Wait. She wanted to talk about hockey. The actual game of hockey.
"It was good. Kennedy made it easy—he was in the perfect position, and I only had to find him. Credit to the system Coach has us running."
Measured. Professional. They couldn't twist my quote into clickbait or a meme template. Was I speaking a new language?
"Thanks, Jake. Good luck with the rest of your stint."
She was already walking away when I figured it out. It was my first interview I didn't turn into a performance. I didn't deflect or tell a joke. Maybe playing for Rockford was good for me after all.
I was still riding the post-game high when Eggars, one of the veteran wingers, called out, "Heard you room with some defensive wizard up in Thunder Bay. Kid's got hands, right?"
I responded with another neutral statement. "Evan's solid. Best defensive read I've ever played with."
"That's the queer one, right?" It was a voice from across the room—Klondike, a defenseman who'd been in Rockford for two seasons and acted like he owned the place. "Little guy? Makes cookies?"
I swallowed hard. "He's my teammate."
Klondike laughed, but it wasn't mean-spirited. It was only casual and thoughtless. He thought he was being friendly instead of making my skin crawl.
"Didn't know you were into spreadsheets and twinks."
A few conversations in the locker room paused, but then they quickly moved on. Someone started talking about tomorrow's practice. Klondike asked if anyone wanted to grab dinner.
I'd kept my mouth shut, but the echo in my head didn't sound right. Evan wasn't a punchline. He wasn't a fucking stereotype to be tossed around a locker room.
He was the guy who left notes on my protein bars and stress-baked when I had important games. He was careful, brilliant, and brave beyond most human beings. He'd looked at my mess of a life and decided it was worth organizing, not fixing.
I'd let some dickhead reduce him to a cheap laugh because I was too chickenshit to risk the good thing I had going.
The hotel room, my temporary Rockford home, was standard road-trip fare—two beds, a TV bolted to the wall, and a mini-fridge that coughed instead of hummed. I'd claimed the bed by the window, gear bag spilled open on the floor.
My phone was hot against my palm, thumb working on autopilot through the usual scroll. Instagram first—a few teammates had posted stories from dinner and a photo of Kennedy flexing with his game puck. X next, checking mentions, seeing if anyone had clipped the assist. Old habits.
Most of it was background noise until I hit @MinorLeaksMajorTea.
The account was garbage—amateur gossip, trade rumors that never panned out, and screenshots of players' DMs that were probably fake half the time. I should've kept scrolling. I almost did.
Then I saw my name.
The post was timestamped forty-seven minutes ago. A screenshot of what looked like a group chat, names blacked out but the IceHogs logo watermarked in the corner. The message was short:
Jake Riley's banging that neurotic cookie gay from Thunder Bay, right? No wonder he's skating faster—boy's got incentive.

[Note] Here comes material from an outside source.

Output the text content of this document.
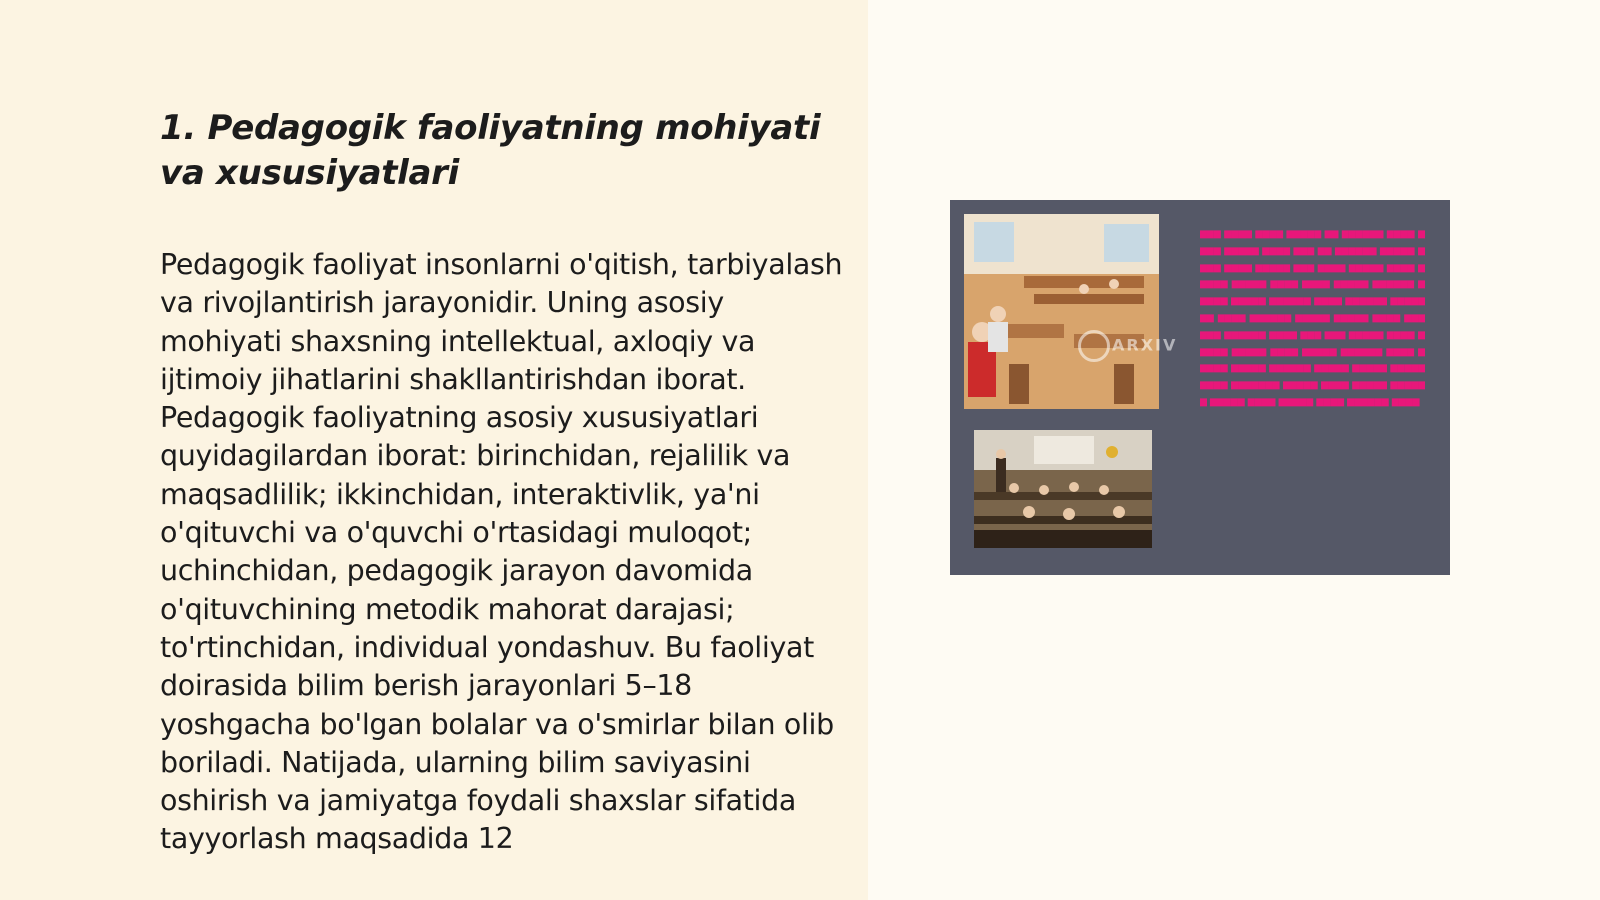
1. Pedagogik faoliyatning mohiyati va xususiyatlari

Pedagogik faoliyat insonlarni o'qitish, tarbiyalash va rivojlantirish jarayonidir. Uning asosiy mohiyati shaxsning intellektual, axloqiy va ijtimoiy jihatlarini shakllantirishdan iborat. Pedagogik faoliyatning asosiy xususiyatlari quyidagilardan iborat: birinchidan, rejalilik va maqsadlilik; ikkinchidan, interaktivlik, ya'ni o'qituvchi va o'quvchi o'rtasidagi muloqot; uchinchidan, pedagogik jarayon davomida o'qituvchining metodik mahorat darajasi; to'rtinchidan, individual yondashuv. Bu faoliyat doirasida bilim berish jarayonlari 5–18 yoshgacha bo'lgan bolalar va o'smirlar bilan olib boriladi. Natijada, ularning bilim saviyasini oshirish va jamiyatga foydali shaxslar sifatida tayyorlash maqsadida 12

ARXIV
▆▆▆ ▆▆▆▆ ▆▆▆▆ ▆▆▆▆▆ ▆▆ ▆▆▆▆▆▆ ▆▆▆▆ ▆▆▆▆ ▆▆▆▆▆ ▆▆▆▆ ▆▆▆ ▆▆ ▆▆▆▆▆▆ ▆▆▆▆▆ ▆▆▆▆ ▆▆▆▆ ▆▆▆▆▆ ▆▆▆ ▆▆▆▆ ▆▆▆▆▆ ▆▆▆▆ ▆▆▆▆▆ ▆▆▆▆▆ ▆▆▆▆ ▆▆▆▆ ▆▆▆▆▆ ▆▆▆▆▆▆ ▆▆▆▆▆ ▆▆▆▆▆ ▆▆▆▆▆▆ ▆▆▆▆ ▆▆▆▆▆▆ ▆▆▆▆▆▆▆ ▆▆▆▆ ▆▆▆▆▆▆ ▆▆▆▆▆ ▆▆▆▆▆ ▆▆▆▆ ▆▆▆▆▆▆ ▆▆▆▆▆▆ ▆▆▆▆ ▆▆▆ ▆▆▆ ▆▆▆▆▆ ▆▆▆▆ ▆▆▆▆▆ ▆▆▆▆▆ ▆▆▆▆ ▆▆▆▆▆ ▆▆▆▆▆▆ ▆▆▆▆ ▆▆▆▆▆ ▆▆▆▆▆ ▆▆▆▆▆▆ ▆▆▆▆▆ ▆▆▆▆▆ ▆▆▆▆▆ ▆▆▆▆ ▆▆▆▆▆▆▆ ▆▆▆▆▆ ▆▆▆▆ ▆▆▆▆▆ ▆▆▆▆▆▆ ▆▆▆▆▆ ▆▆▆▆ ▆▆▆▆▆ ▆▆▆▆ ▆▆▆▆▆▆ ▆▆▆▆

Below it, another message:
Dude's got a type. Weird and organized
And another:
Nothing wrong with a good luck fuck.
I started to seethe.
The post had 847 likes. 312 retweets. The comments were a sewer of speculation, slurs I wouldn't repeat to my worst enemy, and a dozen variations of "I knew it" from people who'd probably never heard of Thunder Bay before I arrived in Rockford.
neurotic cookie gay
They'd turned Evan into a fucking meme. Reduced him to three words that didn't capture a single thing about who he was.